Mesmo após elevada ingestão de álcool, algumas pessoas não têm ressaca, fato que intriga cientistas Foto: Nada Hayek/The New York Times

É difícil determinar quantas pessoas são verdadeiramente resistentes à ressaca. Grande parte da pesquisa depende dos participantes para descrever a agonia de suas próprias ressacas, uma medida subjetiva. Afinal, uma dor de cabeça que parece insuportável para uma pessoa pode não ser digna de menção para outra.

Um dos primeiros estudos a mostrar a prevalência da resistência à ressaca foi publicado em 2008. Os pesquisadores descobriram o fenômeno por acaso, conta Jonathan Howland, professor emérito da Escola de Medicina da Universidade de Boston e um dos autores do artigo. Eles estavam tentando entender como o consumo excessivo de álcool afetava o desempenho das pessoas no trabalho no dia seguinte, apenas para descobrir que quase um quarto delas não ficava de ressaca.

Os pesquisadores realizaram várias variações do estudo, analisando centenas de estudantes da região de Boston e cadetes da marinha mercante sueca.

Geralmente, a equipe mantinha os participantes em um laboratório durante a noite e dava a cada um álcool suficiente para elevar seu teor alcoólico no sangue para cerca de 0,12, de modo que estivessem suficientemente embriagados, conta Damaris Rohsenow, professora de ciências comportamentais e sociais da Universidade Brown, que trabalhou nos testes. Durante toda a noite, profissionais de saúde monitoravam os participantes. A cada hora, verificavam se alguém havia vomitado.

Pela manhã, os pesquisadores faziam uma série de perguntas aos participantes. Em uma escala de 1 a 10, quão tontos estavam? Quão sedentos? Quão nauseados?

Os pesquisadores também analisaram estudos anteriores com diferentes grupos, incluindo estudantes do ensino médio, adultos de áreas rurais de Michigan e pessoas em tratamento para transtorno por uso de álcool. As descobertas de todos esses estudos mostraram que, em média, cerca de um quarto das pessoas não sentia ressaca.

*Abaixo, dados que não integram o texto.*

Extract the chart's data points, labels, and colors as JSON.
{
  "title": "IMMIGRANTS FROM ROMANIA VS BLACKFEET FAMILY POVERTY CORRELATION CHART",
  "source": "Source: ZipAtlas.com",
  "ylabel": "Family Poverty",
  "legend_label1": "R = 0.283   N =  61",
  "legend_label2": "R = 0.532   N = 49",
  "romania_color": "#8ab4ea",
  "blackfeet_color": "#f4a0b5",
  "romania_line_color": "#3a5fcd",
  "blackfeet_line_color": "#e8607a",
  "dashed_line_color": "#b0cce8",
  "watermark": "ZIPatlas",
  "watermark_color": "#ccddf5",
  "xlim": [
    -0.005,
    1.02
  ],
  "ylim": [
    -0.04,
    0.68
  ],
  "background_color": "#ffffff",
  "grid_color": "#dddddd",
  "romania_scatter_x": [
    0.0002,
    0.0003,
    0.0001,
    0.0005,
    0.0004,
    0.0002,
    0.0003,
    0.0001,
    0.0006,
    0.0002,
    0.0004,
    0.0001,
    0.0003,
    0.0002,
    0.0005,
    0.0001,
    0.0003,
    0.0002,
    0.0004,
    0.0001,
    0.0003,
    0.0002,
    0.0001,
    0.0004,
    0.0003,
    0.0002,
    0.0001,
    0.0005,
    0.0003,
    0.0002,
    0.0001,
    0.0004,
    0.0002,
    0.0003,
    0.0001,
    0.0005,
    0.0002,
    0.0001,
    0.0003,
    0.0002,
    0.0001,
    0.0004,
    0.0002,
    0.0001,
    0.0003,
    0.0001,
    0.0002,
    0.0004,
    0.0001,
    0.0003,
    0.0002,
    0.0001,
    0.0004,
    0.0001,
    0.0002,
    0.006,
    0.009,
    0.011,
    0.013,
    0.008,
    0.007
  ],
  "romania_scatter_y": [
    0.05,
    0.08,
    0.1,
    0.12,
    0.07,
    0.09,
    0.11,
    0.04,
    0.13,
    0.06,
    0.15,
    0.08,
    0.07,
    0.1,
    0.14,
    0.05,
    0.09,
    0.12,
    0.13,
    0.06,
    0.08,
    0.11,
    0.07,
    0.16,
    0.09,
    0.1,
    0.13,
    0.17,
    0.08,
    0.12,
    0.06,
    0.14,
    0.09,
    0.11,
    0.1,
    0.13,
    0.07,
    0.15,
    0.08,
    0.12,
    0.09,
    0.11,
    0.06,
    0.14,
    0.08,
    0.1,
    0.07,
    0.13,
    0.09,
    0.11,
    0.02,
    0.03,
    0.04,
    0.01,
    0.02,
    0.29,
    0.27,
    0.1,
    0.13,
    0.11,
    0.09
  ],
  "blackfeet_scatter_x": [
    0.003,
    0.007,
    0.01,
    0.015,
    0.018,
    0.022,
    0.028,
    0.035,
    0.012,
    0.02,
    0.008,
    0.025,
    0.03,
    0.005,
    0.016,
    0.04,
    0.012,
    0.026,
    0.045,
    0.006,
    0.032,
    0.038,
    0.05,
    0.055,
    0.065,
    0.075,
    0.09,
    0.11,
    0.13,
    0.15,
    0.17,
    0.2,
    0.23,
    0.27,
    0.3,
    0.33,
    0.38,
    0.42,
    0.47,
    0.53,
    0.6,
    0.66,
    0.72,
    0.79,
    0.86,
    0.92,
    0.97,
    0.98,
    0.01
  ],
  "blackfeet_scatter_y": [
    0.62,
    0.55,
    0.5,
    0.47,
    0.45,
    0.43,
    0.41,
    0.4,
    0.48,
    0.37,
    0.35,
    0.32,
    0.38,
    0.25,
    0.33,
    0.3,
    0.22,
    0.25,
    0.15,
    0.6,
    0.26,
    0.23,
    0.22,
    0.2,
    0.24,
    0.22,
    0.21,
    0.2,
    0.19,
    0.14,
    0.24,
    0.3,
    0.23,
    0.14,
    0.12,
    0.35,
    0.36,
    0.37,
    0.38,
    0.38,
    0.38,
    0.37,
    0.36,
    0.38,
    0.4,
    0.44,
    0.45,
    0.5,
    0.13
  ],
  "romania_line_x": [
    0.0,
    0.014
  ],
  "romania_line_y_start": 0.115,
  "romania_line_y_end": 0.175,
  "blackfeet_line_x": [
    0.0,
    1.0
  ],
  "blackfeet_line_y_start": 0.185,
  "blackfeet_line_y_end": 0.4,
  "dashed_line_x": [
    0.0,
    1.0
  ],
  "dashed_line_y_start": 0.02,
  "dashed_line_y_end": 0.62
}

“Era o mesmo número repetidamente”, comenta Howland.

A única questão era por quê. Ninguém entende todos os fatores que causam ressaca, nota Howland, o que torna a resistência à ressaca difícil de estudar. Mas os pesquisadores formularam algumas teorias para explicar por que alguns poucos sortudos permanecem imunes.

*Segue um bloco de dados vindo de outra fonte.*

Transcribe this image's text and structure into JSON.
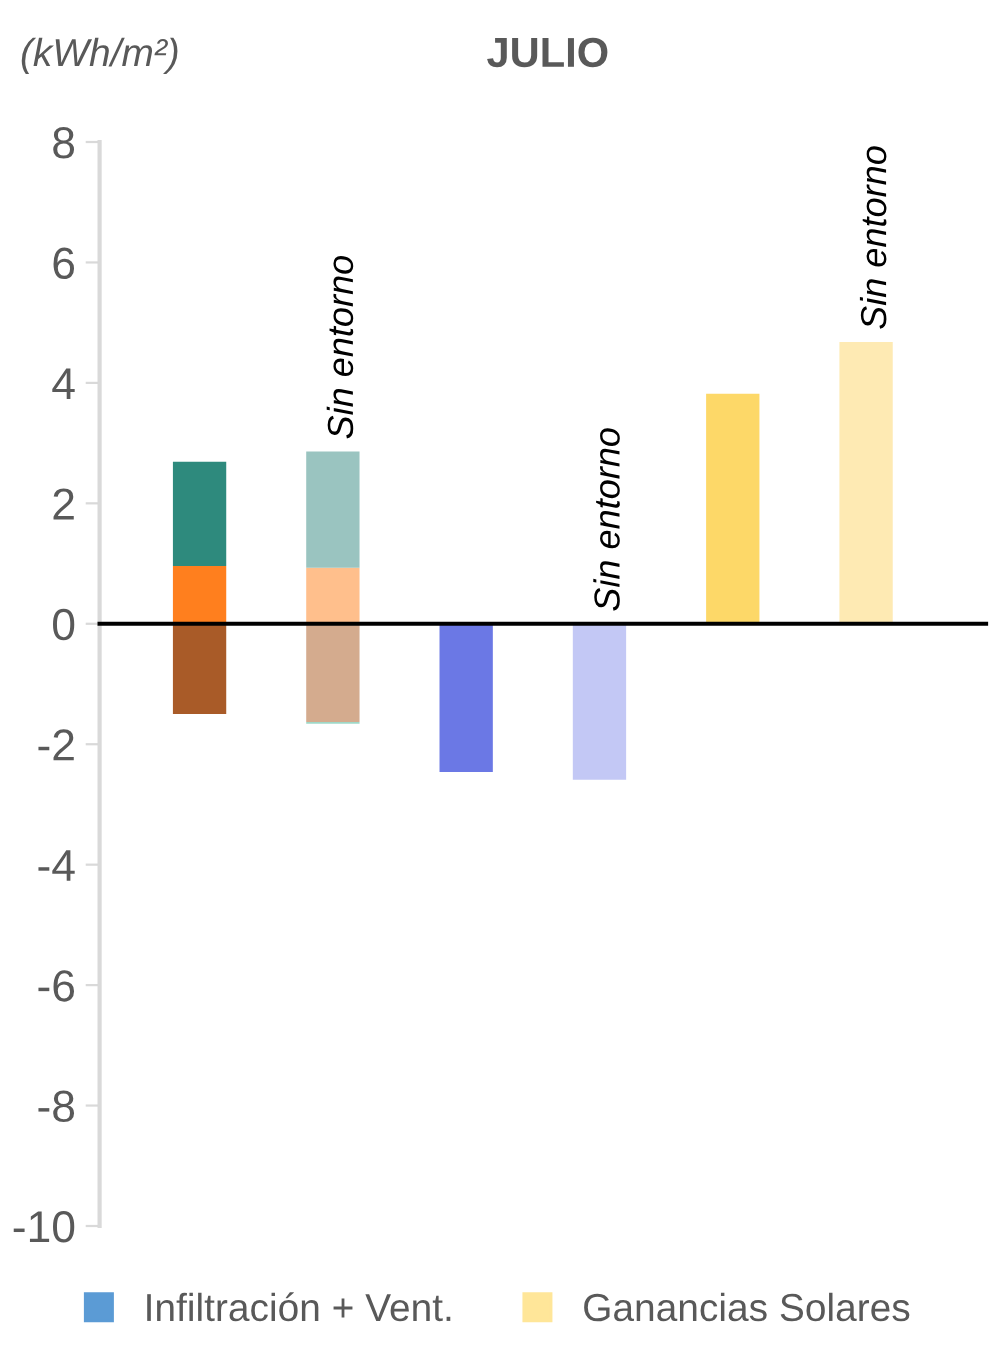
{
  "chart_data": {
    "type": "bar",
    "title": "JULIO",
    "ylabel": "(kWh/m²)",
    "stacked": true,
    "categories": [
      null,
      null,
      null,
      null,
      null,
      null
    ],
    "series": [
      {
        "colors": [
          "#a95b28",
          "#d4ab8e",
          "#6b78e5",
          "#c3c8f5",
          "#ffffff",
          "#ffffff"
        ],
        "values": [
          -1.5,
          -1.63,
          -2.46,
          -2.59,
          null,
          null
        ],
        "value_labels": [
          null,
          null,
          null,
          "Sin entorno",
          null,
          null
        ]
      },
      {
        "colors": [
          "#9fd8c8",
          "#9fd8c8",
          "#9fd8c8",
          "#9fd8c8",
          "#9fd8c8",
          "#9fd8c8"
        ],
        "values": [
          null,
          -0.03,
          null,
          null,
          null,
          null
        ]
      },
      {
        "colors": [
          "#ff7f1e",
          "#ffbf8c",
          "#ffffff",
          "#ffffff",
          "#fdd868",
          "#feeab3"
        ],
        "values": [
          0.96,
          0.93,
          null,
          null,
          3.82,
          4.68
        ],
        "value_labels": [
          null,
          null,
          null,
          null,
          null,
          "Sin entorno"
        ]
      },
      {
        "colors": [
          "#2e8a7d",
          "#9ac4c0",
          "#ffffff",
          "#ffffff",
          "#ffffff",
          "#ffffff"
        ],
        "values": [
          1.73,
          1.93,
          null,
          null,
          null,
          null
        ],
        "value_labels": [
          null,
          "Sin entorno",
          null,
          null,
          null,
          null
        ]
      },
      {
        "name": "Infiltración + Vent.",
        "color": "#5b9bd5",
        "values": [
          null,
          null,
          null,
          null,
          null,
          null
        ]
      },
      {
        "name": "Ganancias Solares",
        "color": "#ffe699",
        "values": [
          null,
          null,
          null,
          null,
          null,
          null
        ]
      }
    ],
    "ylim": [
      -10,
      8
    ],
    "yticks": [
      -10,
      -8,
      -6,
      -4,
      -2,
      0,
      2,
      4,
      6,
      8
    ],
    "legend": "bottom"
  }
}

Uma das suspeitas tem a ver com a genética, que ajuda a determinar a velocidade com que o corpo metaboliza o álcool. Pessoas que fazem isso mais rapidamente tendem a ter ressacas menos severas, explica Ann-Kathrin Stock, neurocientista da Universidade Técnica de Dresden, na Alemanha.

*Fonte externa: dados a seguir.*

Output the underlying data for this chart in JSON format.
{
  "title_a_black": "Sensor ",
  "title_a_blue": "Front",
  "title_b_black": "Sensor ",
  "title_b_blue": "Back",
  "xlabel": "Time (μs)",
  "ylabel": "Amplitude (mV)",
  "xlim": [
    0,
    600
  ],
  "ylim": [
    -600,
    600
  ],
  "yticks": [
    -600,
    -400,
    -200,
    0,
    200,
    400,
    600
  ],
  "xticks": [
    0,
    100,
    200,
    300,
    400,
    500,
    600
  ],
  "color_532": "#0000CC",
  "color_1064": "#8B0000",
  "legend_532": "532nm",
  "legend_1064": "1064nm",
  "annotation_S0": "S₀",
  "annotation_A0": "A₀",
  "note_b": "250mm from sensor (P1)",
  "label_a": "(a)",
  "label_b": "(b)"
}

A genética parece desempenhar um papel maior em algumas populações do que em outras, pondera ela. Por exemplo, pessoas de ascendência asiática relatam frequentemente ressacas terríveis, o que pode ocorrer porque muitas delas têm níveis muito baixos de uma enzima que ajuda a processar o álcool e seus metabólitos tóxicos.

Outra teoria é que pessoas com sistemas imunológicos mais fracos podem ser mais suscetíveis à ressaca, informa Stock. O álcool pode desencadear uma inflamação generalizada — e é por isso que uma ressaca forte pode parecer uma doença — e mais inflamação geralmente significa que as pessoas se sentem pior, explica.

Pessoas resistentes à ressaca também costumam relatar baixos níveis de ansiedade em geral, acrescenta Stock, enquanto aqueles que já estão estressados ou deprimidos têm maior probabilidade de sofrer com ressacas — e ressacas intensas, inclusive.

Muitos aspectos da ressaca ainda são um mistério. Os pesquisadores ainda não sabem se pessoas que têm ressacas piores são mais suscetíveis a outros efeitos negativos do álcool ou se a resistência à ressaca leva as pessoas a beberem mais. Mas é difícil conseguir financiamento para estudar o assunto, observa Rohsenow. E, sem mais testes, pessoas como Slater continuam sendo uma espécie de maravilha médica.

Por sua vez, Slater sabe que seus amigos têm inveja de sua vida sem ressacas. Mas ele também se pergunta se beberia menos caso, como as outras pessoas, se sentisse horrível no dia seguinte.